Proletarier! Seit Ausbruch des Krieges habt ihr eure Tatkraft, euren Mut, eure Ausdauer in den Dienst der herrschenden Klassen gestellt. Nun gilt es, für die eigene Sache, für die heiligen Ziele des Sozialismus, für die Erlösung der unterdrückten Völker wie der geknechteten Klassen einzutreten durch den unversöhnlichen proletarischen Klassenkampf.

Aufgabe und Pflicht der Sozialisten der kriegführenden Länder ist es, diesen Kampf mit voller Wucht aufzunehmen, Aufgabe und Pflicht der Sozia­listen der neutralen Staaten, ihre Brüder in diesem Ringen gegen die blutige Barbarei mit allen wirksamen Mitteln zu unterstützen.
Niemals in der Weltgeschichte gab es eine dringendere, eine höhere, eine erhabenere Aufgabe, deren Erfüllung unser gemeinsames Werk sein soll. Kein Opfer zu groß, keine Last zu schwer um dieses Ziel: den Frieden unter den Völkern zu erreichen.

Arbeiter und Arbeiterinnen! Mütter und Väter! Witwen und Waisen! Verwundete und Verkrüppelte! Euch allen, die ihr vom Kriege und durch den Krieg leidet, rufen wir zu: Über die Grenzen, über die dampfenden Schlachtfelder, über die zerstörten Städte und Dörfer hinweg,

Proletarier aller Länder vereinigt euch! Zimmerwald (Schweiz), im September 1915.

Im Namen der internationalen sozialistischen Konferenz (1):

Für die deutsche Delegation: Georg Ledebour, Adolf Hoffmann; für die französische Delegation: A. Bourderon, A. Merrheim; für die italienische Delegation: G.E.Modigliani, Constantino Lazzari; für die russische Delegation: N. Lenin, Paul Axelrod, M. Bobrow; für die polnische Delegation: St. Lapinski, A. Warski, Cz. Hanecki; für die interbalkanische sozialistische Föderation: im Namen der rumänischen Delegation: C. Racovski, im Namen der bulgarischen Delegation Wassil Kolarow; für die schwedische und norwegische Delegation: Z. Högl und, Ture Nerman; für die hollandische Delegation: H.Roland-Holst; für die schweizerische Delegation: Robert Grimm, Charles Naine.

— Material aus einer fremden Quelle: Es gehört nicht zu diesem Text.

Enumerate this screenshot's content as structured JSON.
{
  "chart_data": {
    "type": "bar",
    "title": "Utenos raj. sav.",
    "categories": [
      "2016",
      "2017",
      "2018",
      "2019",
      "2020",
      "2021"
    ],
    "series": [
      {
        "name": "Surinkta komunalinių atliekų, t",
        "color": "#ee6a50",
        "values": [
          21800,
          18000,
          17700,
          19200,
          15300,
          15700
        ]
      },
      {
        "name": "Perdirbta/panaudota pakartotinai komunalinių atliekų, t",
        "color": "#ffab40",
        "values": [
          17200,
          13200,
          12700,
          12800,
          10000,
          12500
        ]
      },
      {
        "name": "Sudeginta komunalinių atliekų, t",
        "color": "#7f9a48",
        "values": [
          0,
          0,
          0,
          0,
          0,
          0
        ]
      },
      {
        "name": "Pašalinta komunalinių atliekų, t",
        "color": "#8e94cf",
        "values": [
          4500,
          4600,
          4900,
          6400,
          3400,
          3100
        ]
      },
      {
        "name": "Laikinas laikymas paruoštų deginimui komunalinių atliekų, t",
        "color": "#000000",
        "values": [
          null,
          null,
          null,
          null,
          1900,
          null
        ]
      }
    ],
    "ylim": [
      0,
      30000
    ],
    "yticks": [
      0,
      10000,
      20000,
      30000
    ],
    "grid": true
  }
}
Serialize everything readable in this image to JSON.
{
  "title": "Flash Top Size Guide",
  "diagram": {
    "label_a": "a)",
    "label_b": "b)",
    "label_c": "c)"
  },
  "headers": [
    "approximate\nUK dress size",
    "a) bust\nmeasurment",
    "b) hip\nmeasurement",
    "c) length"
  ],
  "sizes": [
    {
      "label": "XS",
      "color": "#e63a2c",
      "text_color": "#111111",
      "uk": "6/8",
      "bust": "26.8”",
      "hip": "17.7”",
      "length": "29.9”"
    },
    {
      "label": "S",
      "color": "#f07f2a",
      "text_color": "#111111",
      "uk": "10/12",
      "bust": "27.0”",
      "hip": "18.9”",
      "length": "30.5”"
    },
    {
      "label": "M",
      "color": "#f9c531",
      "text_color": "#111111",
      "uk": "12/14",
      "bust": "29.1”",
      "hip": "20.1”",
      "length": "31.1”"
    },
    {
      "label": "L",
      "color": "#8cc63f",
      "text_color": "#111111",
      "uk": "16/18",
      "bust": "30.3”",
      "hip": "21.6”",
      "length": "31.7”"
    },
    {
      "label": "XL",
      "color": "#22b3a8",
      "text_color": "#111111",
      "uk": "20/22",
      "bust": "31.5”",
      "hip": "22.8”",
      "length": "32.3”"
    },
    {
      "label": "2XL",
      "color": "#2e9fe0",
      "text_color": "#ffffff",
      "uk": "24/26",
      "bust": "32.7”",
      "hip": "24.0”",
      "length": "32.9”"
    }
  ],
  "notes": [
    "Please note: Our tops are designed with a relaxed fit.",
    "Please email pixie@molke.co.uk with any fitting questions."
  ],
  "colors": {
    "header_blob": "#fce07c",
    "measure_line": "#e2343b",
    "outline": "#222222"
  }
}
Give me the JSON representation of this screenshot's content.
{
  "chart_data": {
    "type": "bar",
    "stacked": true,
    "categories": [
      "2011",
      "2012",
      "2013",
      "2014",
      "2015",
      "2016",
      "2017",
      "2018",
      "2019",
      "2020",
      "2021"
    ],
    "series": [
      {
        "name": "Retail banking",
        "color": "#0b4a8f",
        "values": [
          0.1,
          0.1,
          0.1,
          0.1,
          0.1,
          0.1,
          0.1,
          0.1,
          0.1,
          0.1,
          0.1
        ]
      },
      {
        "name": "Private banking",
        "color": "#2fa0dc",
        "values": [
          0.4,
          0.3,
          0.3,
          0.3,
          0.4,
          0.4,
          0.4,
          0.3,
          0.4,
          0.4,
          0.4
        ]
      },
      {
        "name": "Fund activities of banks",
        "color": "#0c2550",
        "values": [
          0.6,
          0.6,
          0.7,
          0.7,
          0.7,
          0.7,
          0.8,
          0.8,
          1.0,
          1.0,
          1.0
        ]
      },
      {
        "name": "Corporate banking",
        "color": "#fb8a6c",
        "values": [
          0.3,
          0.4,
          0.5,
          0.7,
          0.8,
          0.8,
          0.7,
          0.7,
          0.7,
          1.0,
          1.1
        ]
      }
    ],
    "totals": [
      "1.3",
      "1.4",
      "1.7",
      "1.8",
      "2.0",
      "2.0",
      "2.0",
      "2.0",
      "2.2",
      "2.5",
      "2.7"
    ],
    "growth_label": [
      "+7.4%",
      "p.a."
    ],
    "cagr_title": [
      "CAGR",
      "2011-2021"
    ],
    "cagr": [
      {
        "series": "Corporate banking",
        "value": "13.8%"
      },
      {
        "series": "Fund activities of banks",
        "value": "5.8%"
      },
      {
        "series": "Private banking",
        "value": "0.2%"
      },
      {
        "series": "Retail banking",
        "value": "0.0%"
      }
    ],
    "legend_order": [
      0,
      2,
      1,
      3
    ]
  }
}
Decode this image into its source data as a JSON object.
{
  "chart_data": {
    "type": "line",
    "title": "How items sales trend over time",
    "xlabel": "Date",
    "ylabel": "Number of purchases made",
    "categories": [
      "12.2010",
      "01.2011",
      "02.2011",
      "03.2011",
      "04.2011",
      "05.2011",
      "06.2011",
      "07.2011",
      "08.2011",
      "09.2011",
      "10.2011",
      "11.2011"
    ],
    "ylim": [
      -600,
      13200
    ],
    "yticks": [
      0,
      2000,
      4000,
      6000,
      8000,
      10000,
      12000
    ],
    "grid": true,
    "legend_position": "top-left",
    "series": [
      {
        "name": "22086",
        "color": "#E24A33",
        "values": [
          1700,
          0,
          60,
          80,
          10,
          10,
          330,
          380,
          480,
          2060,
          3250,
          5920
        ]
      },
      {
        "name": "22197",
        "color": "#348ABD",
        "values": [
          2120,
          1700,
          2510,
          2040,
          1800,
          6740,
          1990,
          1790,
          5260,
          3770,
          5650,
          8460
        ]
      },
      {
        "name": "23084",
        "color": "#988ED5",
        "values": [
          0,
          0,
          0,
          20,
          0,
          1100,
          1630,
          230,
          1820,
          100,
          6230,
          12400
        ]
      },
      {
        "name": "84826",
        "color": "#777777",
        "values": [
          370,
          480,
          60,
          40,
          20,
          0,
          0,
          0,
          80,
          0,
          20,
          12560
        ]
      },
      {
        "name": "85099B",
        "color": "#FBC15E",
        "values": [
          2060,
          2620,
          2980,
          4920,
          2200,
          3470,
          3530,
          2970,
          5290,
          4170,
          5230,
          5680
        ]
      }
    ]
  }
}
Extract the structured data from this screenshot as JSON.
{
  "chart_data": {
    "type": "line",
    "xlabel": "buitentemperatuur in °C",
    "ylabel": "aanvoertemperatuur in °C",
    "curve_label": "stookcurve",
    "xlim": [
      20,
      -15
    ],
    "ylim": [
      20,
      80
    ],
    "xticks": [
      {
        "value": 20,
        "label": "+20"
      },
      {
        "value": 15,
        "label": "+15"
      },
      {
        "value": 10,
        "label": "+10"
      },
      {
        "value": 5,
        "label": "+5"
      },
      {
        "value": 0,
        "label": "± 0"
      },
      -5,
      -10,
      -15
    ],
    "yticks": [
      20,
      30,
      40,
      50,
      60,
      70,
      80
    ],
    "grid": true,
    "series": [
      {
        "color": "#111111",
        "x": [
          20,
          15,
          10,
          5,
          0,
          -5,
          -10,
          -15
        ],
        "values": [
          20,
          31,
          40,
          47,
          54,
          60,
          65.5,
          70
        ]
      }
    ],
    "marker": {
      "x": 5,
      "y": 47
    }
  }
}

1)  Die Unabhängige Arbeiterpartei Englands hatte sich mit dem Zweck der Konferenz einverstanden erklärt und offizielle Delegierte zu ihren Verhandlungen bestimmt. Die Regierung des „freien, demokratischen" Englands verweigerte aber den Delegierten ihre Pässe, so daß die Reise nach dem Konferenzort nicht erfolgen konnte. Aus diesem Grunde konnte das Manifest, dessen Richtlinien die Unabhängige Arbeiterpartei beistimmte, von Vertretern der englischen Arbeiter­schaft nicht sofort unterzeichnet werden.